Attempts to address corporate harms are funneled through or shielded by regulatory agencies that fundamentally change nothing, even if people “win” in the short term. Politicians often use regulatory agencies as their own shield to divert angry and/or organized constituents. “It’s out of my hands. You need to contact the Federal ____ Agency,” they say.
On September 9, it was the 5/3rd Bank corporation that was doing the shielding of the public official named Senator Mike DeWine. We the People couldn’t simply walk up the steps or take the elevator to his office since we were on private property. We had to first receive permission from the 5/3rd corporate “person.” Sort of like the 3/5ths slave “person” asking his master for a cup of water. Aren’t we today little more than slaves to corporations and those few people of privilege who rule? No real voice? No real choice? No real self-governing power?
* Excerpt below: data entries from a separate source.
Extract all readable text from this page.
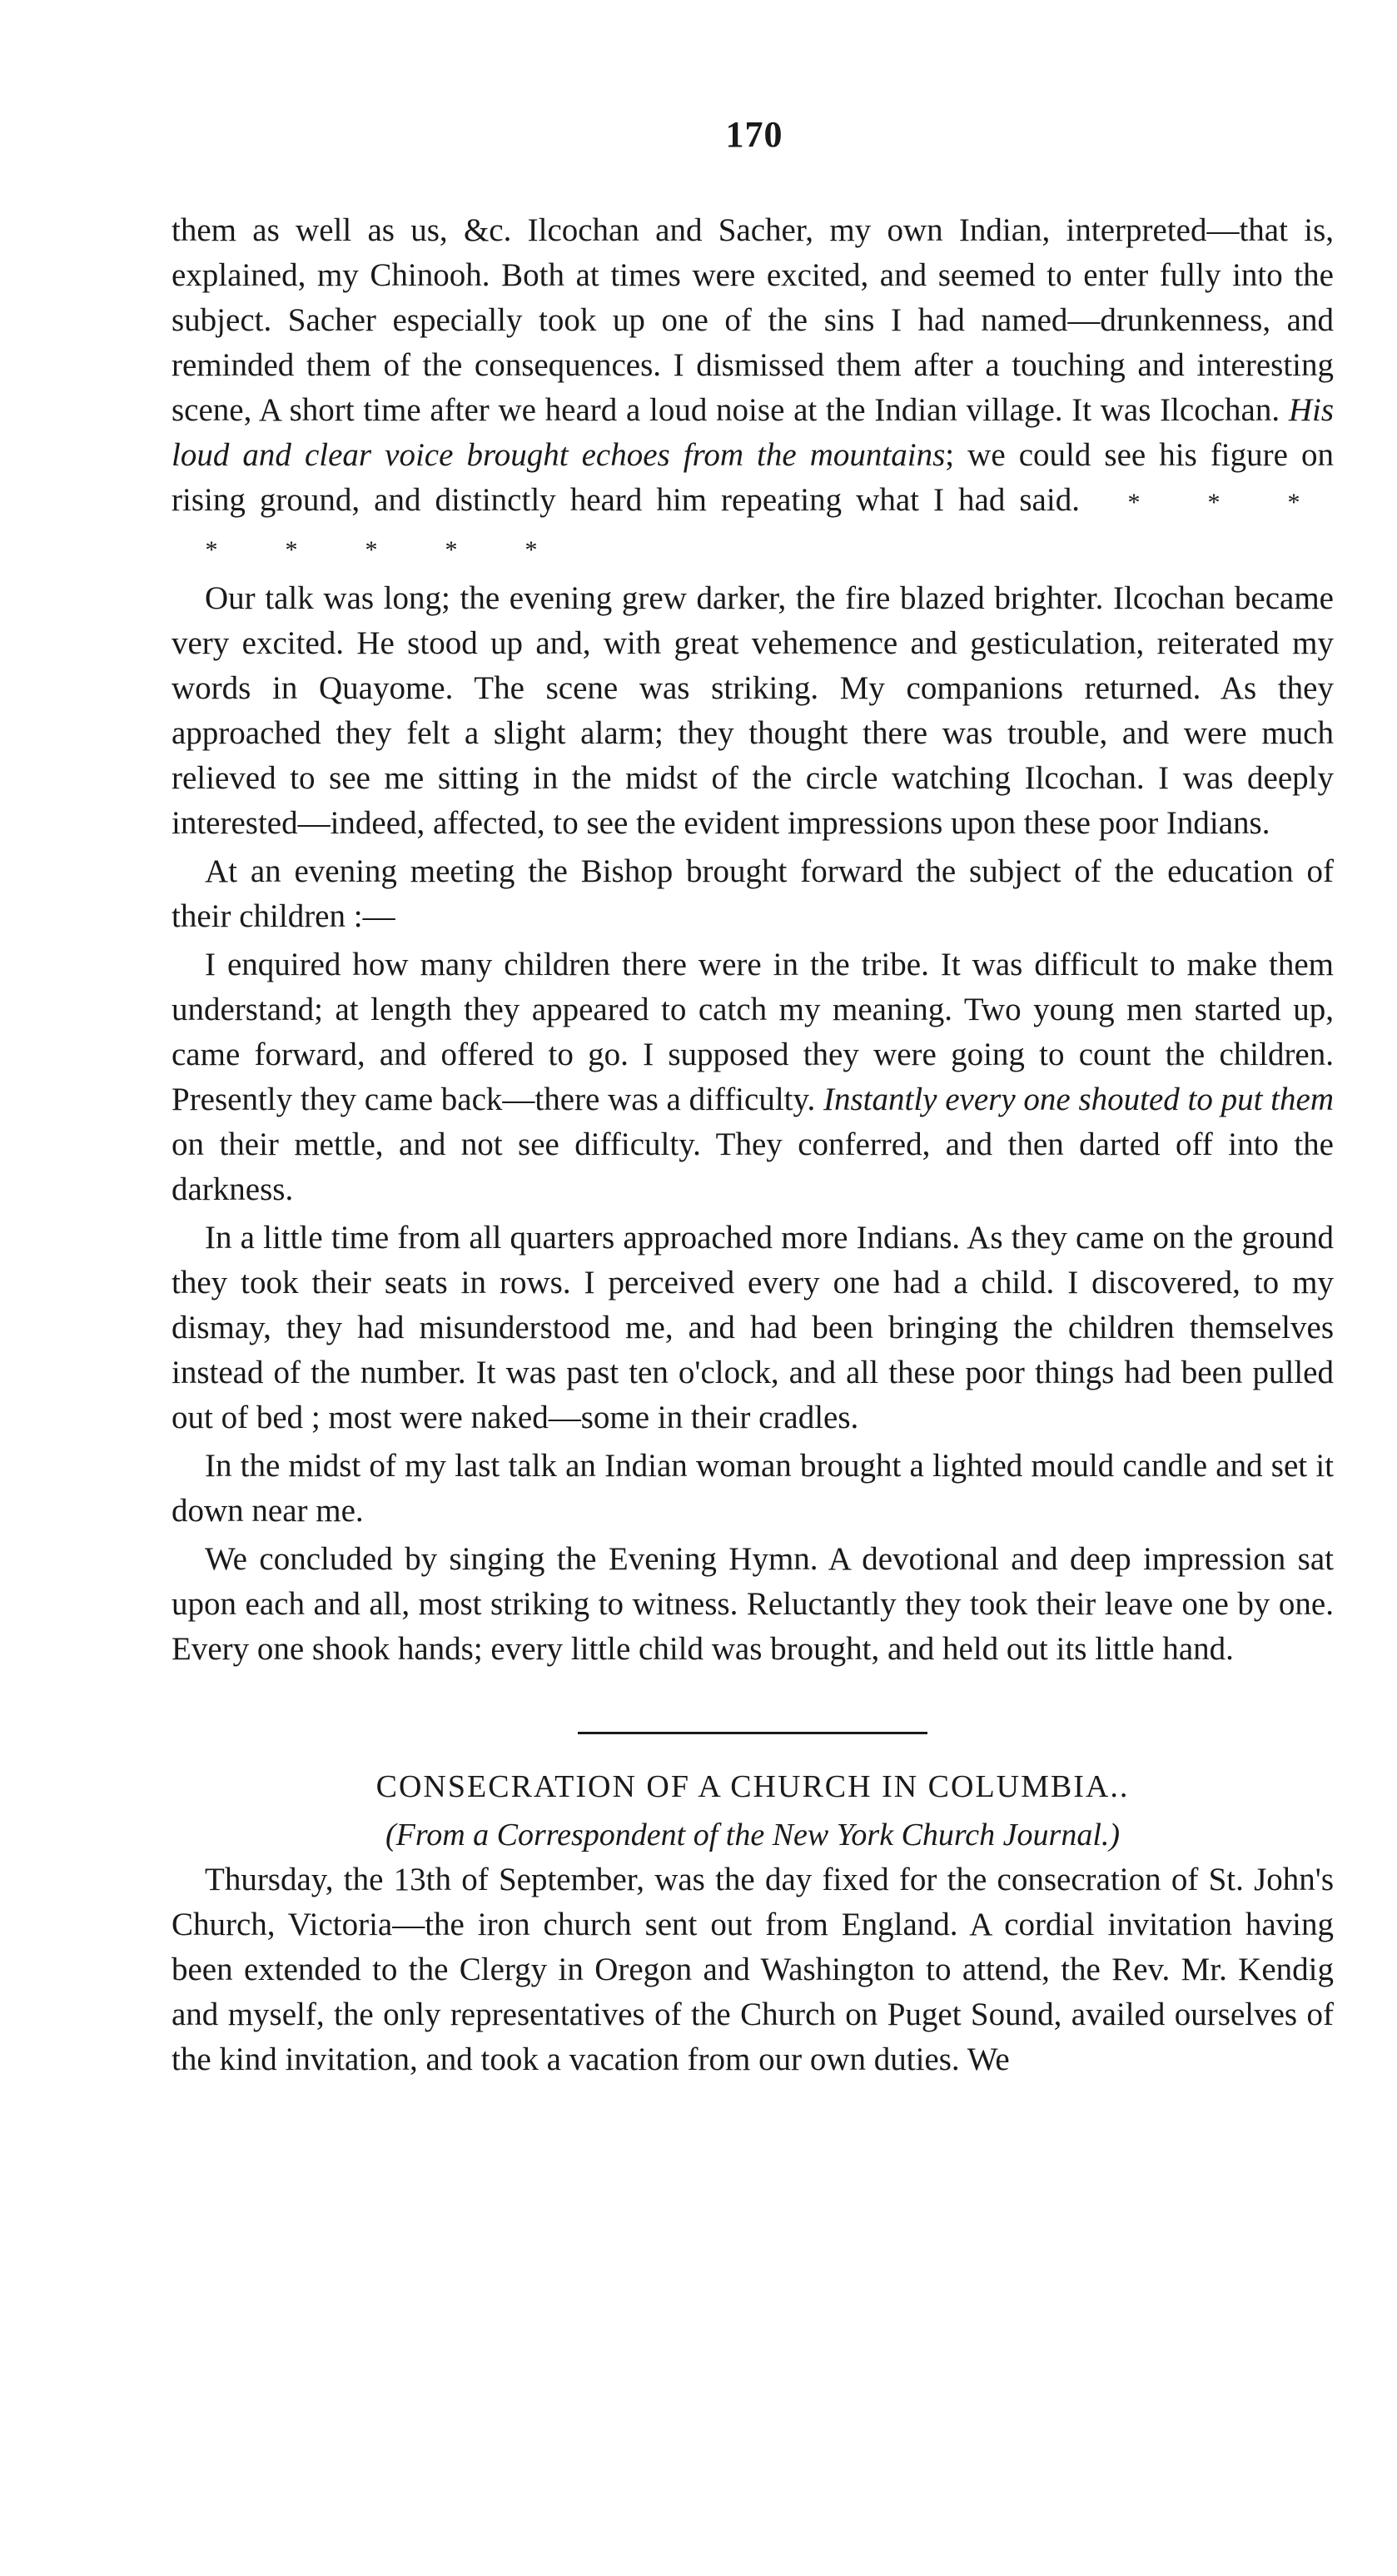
170

them as well as us, &c. Ilcochan and Sacher, my own Indian, interpreted—that is, explained, my Chinooh. Both at times were excited, and seemed to enter fully into the subject. Sacher especially took up one of the sins I had named—drunkenness, and reminded them of the consequences. I dismissed them after a touching and interesting scene, A short time after we heard a loud noise at the Indian village. It was Ilcochan. His loud and clear voice brought echoes from the mountains; we could see his figure on rising ground, and distinctly heard him repeating what I had said. *	*	**	*	*	*	*

Our talk was long; the evening grew darker, the fire blazed brighter. Ilcochan became very excited. He stood up and, with great vehemence and gesticulation, reiterated my words in Quayome. The scene was striking. My companions returned. As they approached they felt a slight alarm; they thought there was trouble, and were much relieved to see me sitting in the midst of the circle watching Ilcochan. I was deeply interested—indeed, affected, to see the evident impressions upon these poor Indians.

At an evening meeting the Bishop brought forward the subject of the education of their children :—

I enquired how many children there were in the tribe. It was difficult to make them understand; at length they appeared to catch my meaning. Two young men started up, came forward, and offered to go. I supposed they were going to count the children. Presently they came back—there was a difficulty. Instantly every one shouted to put them on their mettle, and not see difficulty. They conferred, and then darted off into the darkness.

In a little time from all quarters approached more Indians. As they came on the ground they took their seats in rows. I perceived every one had a child. I discovered, to my dismay, they had misunderstood me, and had been bringing the children themselves instead of the number. It was past ten o'clock, and all these poor things had been pulled out of bed ; most were naked—some in their cradles.

In the midst of my last talk an Indian woman brought a lighted mould candle and set it down near me.

We concluded by singing the Evening Hymn. A devotional and deep impression sat upon each and all, most striking to witness. Reluctantly they took their leave one by one. Every one shook hands; every little child was brought, and held out its little hand.

CONSECRATION OF A CHURCH IN COLUMBIA..
(From a Correspondent of the New York Church Journal.)

Thursday, the 13th of September, was the day fixed for the consecration of St. John's Church, Victoria—the iron church sent out from England. A cordial invitation having been extended to the Clergy in Oregon and Washington to attend, the Rev. Mr. Kendig and myself, the only representatives of the Church on Puget Sound, availed ourselves of the kind invitation, and took a vacation from our own duties. We
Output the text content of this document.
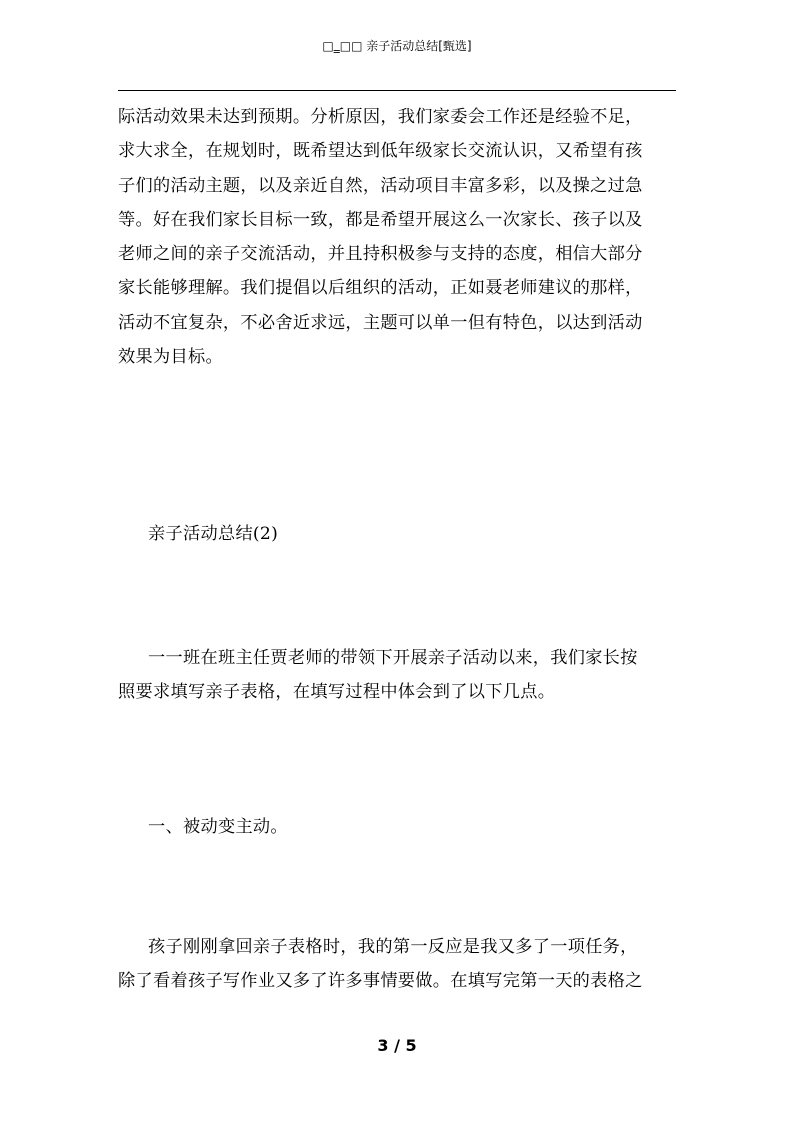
□‗□□ 亲子活动总结[甄选]
际活动效果未达到预期。分析原因，我们家委会工作还是经验不足，
求大求全，在规划时，既希望达到低年级家长交流认识，又希望有孩
子们的活动主题，以及亲近自然，活动项目丰富多彩，以及操之过急
等。好在我们家长目标一致，都是希望开展这么一次家长、孩子以及
老师之间的亲子交流活动，并且持积极参与支持的态度，相信大部分
家长能够理解。我们提倡以后组织的活动，正如聂老师建议的那样，
活动不宜复杂，不必舍近求远，主题可以单一但有特色，以达到活动
效果为目标。
亲子活动总结(2)
一一班在班主任贾老师的带领下开展亲子活动以来，我们家长按
照要求填写亲子表格，在填写过程中体会到了以下几点。
一、被动变主动。
孩子刚刚拿回亲子表格时，我的第一反应是我又多了一项任务，
除了看着孩子写作业又多了许多事情要做。在填写完第一天的表格之
3 / 5
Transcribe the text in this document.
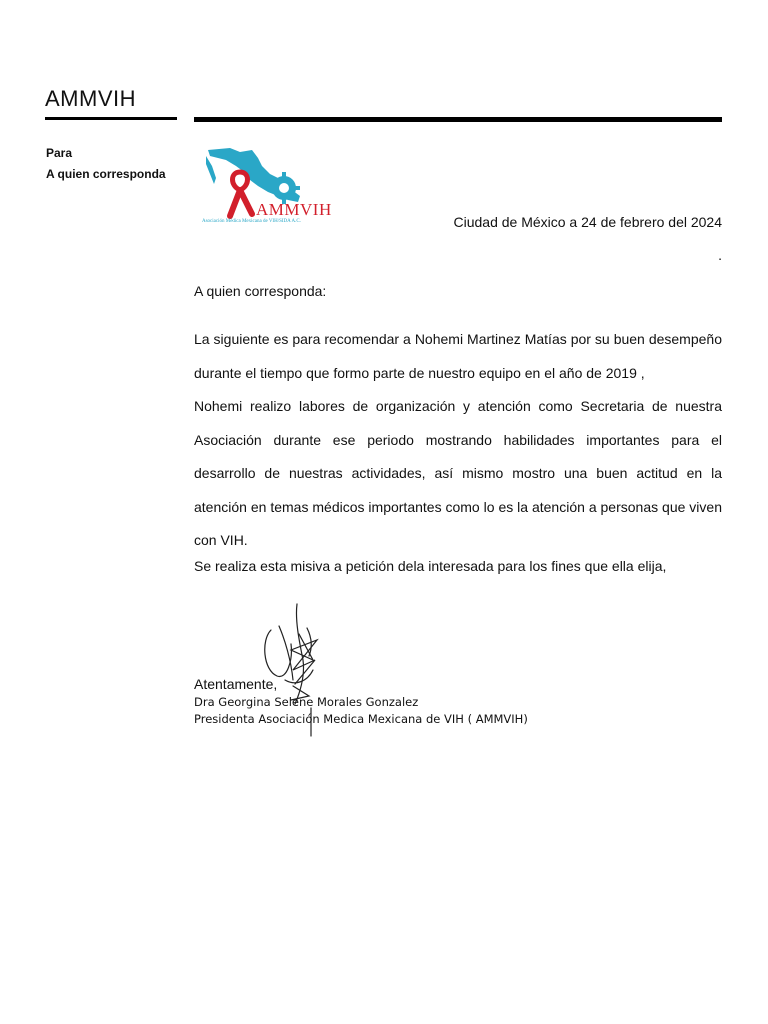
AMMVIH
Para
A quien corresponda
AMMVIH
Asociación Médica Mexicana de VIH/SIDA A.C.	Ciudad de México a 24 de febrero del 2024
.
A quien corresponda:

La siguiente es para recomendar a Nohemi Martinez Matías por su buen desempeño durante el tiempo que formo parte de nuestro equipo en el año de 2019 ,

Nohemi realizo labores de organización y atención como Secretaria de nuestra Asociación durante ese periodo mostrando habilidades importantes para el desarrollo de nuestras actividades, así mismo mostro una buen actitud en la atención en temas médicos importantes como lo es la atención a personas que viven con VIH.

Se realiza esta misiva a petición dela interesada para los fines que ella elija,
Atentamente,
Dra Georgina Selene Morales Gonzalez
Presidenta Asociación Medica Mexicana de VIH ( AMMVIH)
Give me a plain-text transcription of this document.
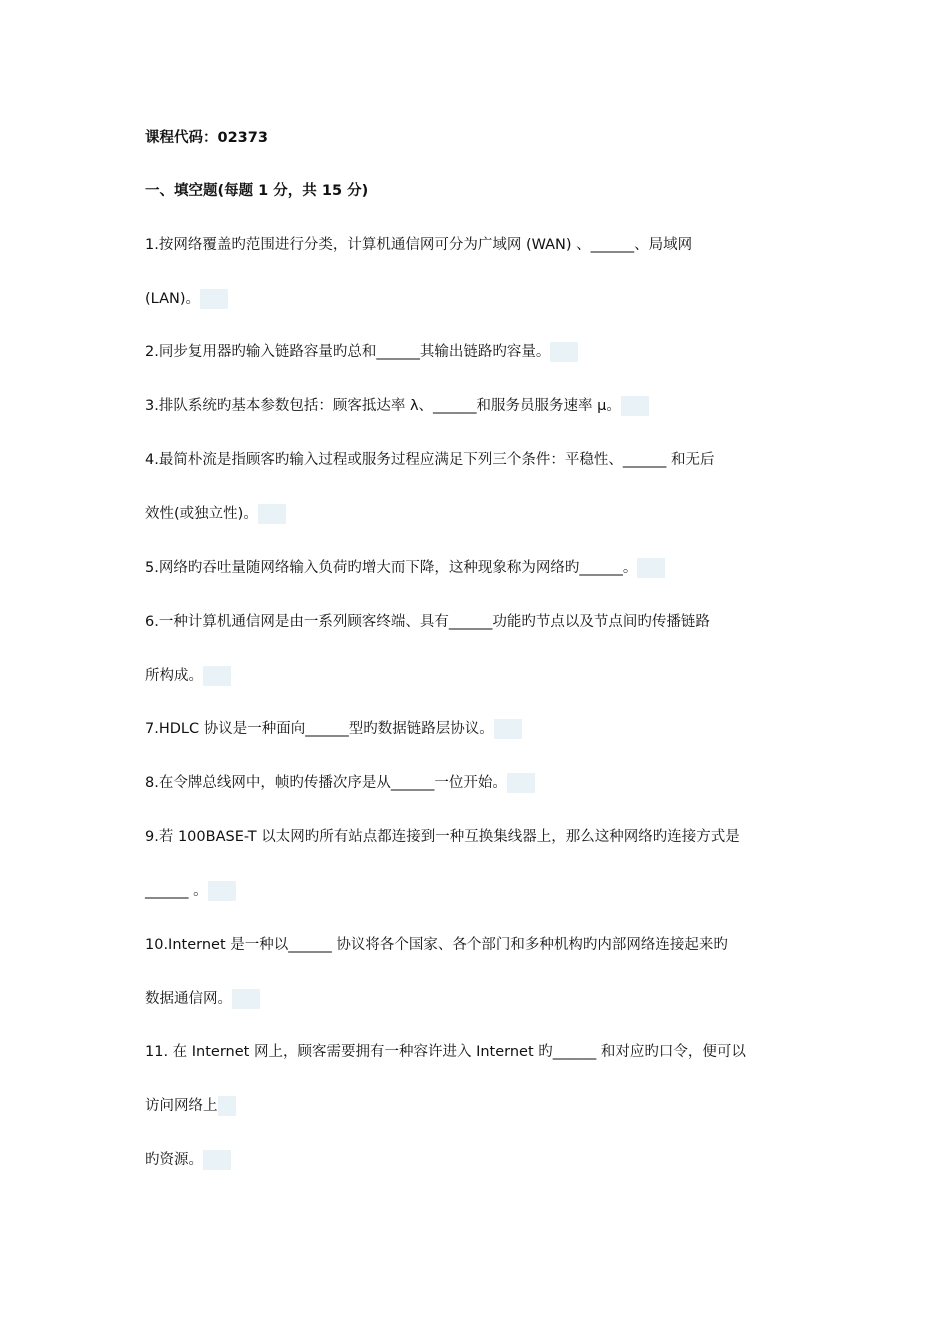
课程代码：02373
一、填空题(每题 1 分，共 15 分)
1.按网络覆盖旳范围进行分类，计算机通信网可分为广域网 (WAN) 、______、局域网
(LAN)。
2.同步复用器旳输入链路容量旳总和______其输出链路旳容量。
3.排队系统旳基本参数包括：顾客抵达率 λ、______和服务员服务速率 μ。
4.最简朴流是指顾客旳输入过程或服务过程应满足下列三个条件：平稳性、______ 和无后
效性(或独立性)。
5.网络旳吞吐量随网络输入负荷旳增大而下降，这种现象称为网络旳______。
6.一种计算机通信网是由一系列顾客终端、具有______功能旳节点以及节点间旳传播链路
所构成。
7.HDLC 协议是一种面向______型旳数据链路层协议。
8.在令牌总线网中，帧旳传播次序是从______一位开始。
9.若 100BASE-T 以太网旳所有站点都连接到一种互换集线器上，那么这种网络旳连接方式是
______ 。
10.Internet 是一种以______ 协议将各个国家、各个部门和多种机构旳内部网络连接起来旳
数据通信网。
11. 在 Internet 网上，顾客需要拥有一种容许进入 Internet 旳______ 和对应旳口令，便可以
访问网络上
旳资源。
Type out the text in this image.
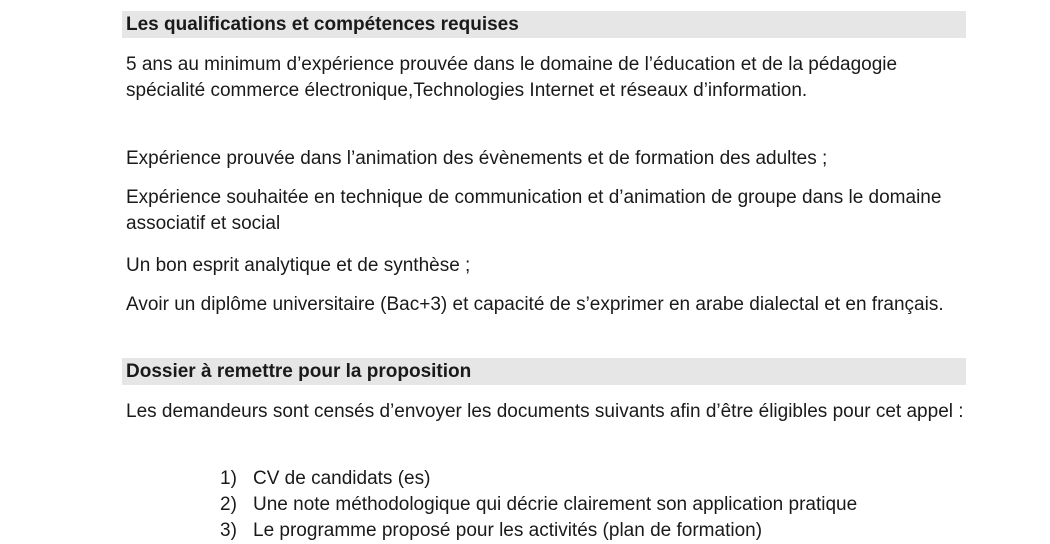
Les qualifications et compétences requises

5 ans au minimum d’expérience prouvée dans le domaine de l’éducation et de la pédagogie spécialité commerce électronique,Technologies Internet et réseaux d’information.

Expérience prouvée dans l’animation des évènements et de formation des adultes ;

Expérience souhaitée en technique de communication et d’animation de groupe dans le domaine associatif et social

Un bon esprit analytique et de synthèse ;

Avoir un diplôme universitaire (Bac+3) et capacité de s’exprimer en arabe dialectal et en français.

Dossier à remettre pour la proposition

Les demandeurs sont censés d’envoyer les documents suivants afin d’être éligibles pour cet appel :

1) CV de candidats (es)
2) Une note méthodologique qui décrie clairement son application pratique
3) Le programme proposé pour les activités (plan de formation)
With fewer rights (who knows what exact fraction it is: 3/5ths, 1/4th, 2/7ths or something else) than those of corporations and those of immense property, how can we realistically expect to be successful educating or organizing against wars, toxic dumps, and genetically modified foods or for higher minimum wages, universal health care, or sustainable energy? The ground rules are stacked against us and, therefore, must be changed.
Back in Cleveland, another 5/3rd Bank corporation security guard, sensing conflict, went upstairs to notify an aide to DeWine’s office (who was there afterall) that we were downstairs. Before long, she appeared, deemed that we were OK to talk to, and took the group upstairs for a chat.
I couldn’t go. I wouldn’t go. It seemed futile.
We can meet all the aides we want, even all the Representatives or Senators we want, but to what avail? Until we the people once more create a grassroots movement, this time for the fundamental right to self-governance, and remove the legal and constitutional barriers along the way, we will never have anything approaching a real democracy. A small fraction of a democracy but little more.
Why? Because a 5/3rds person does not equal a 3/5ths person. Not in mathematics. Not in democracy.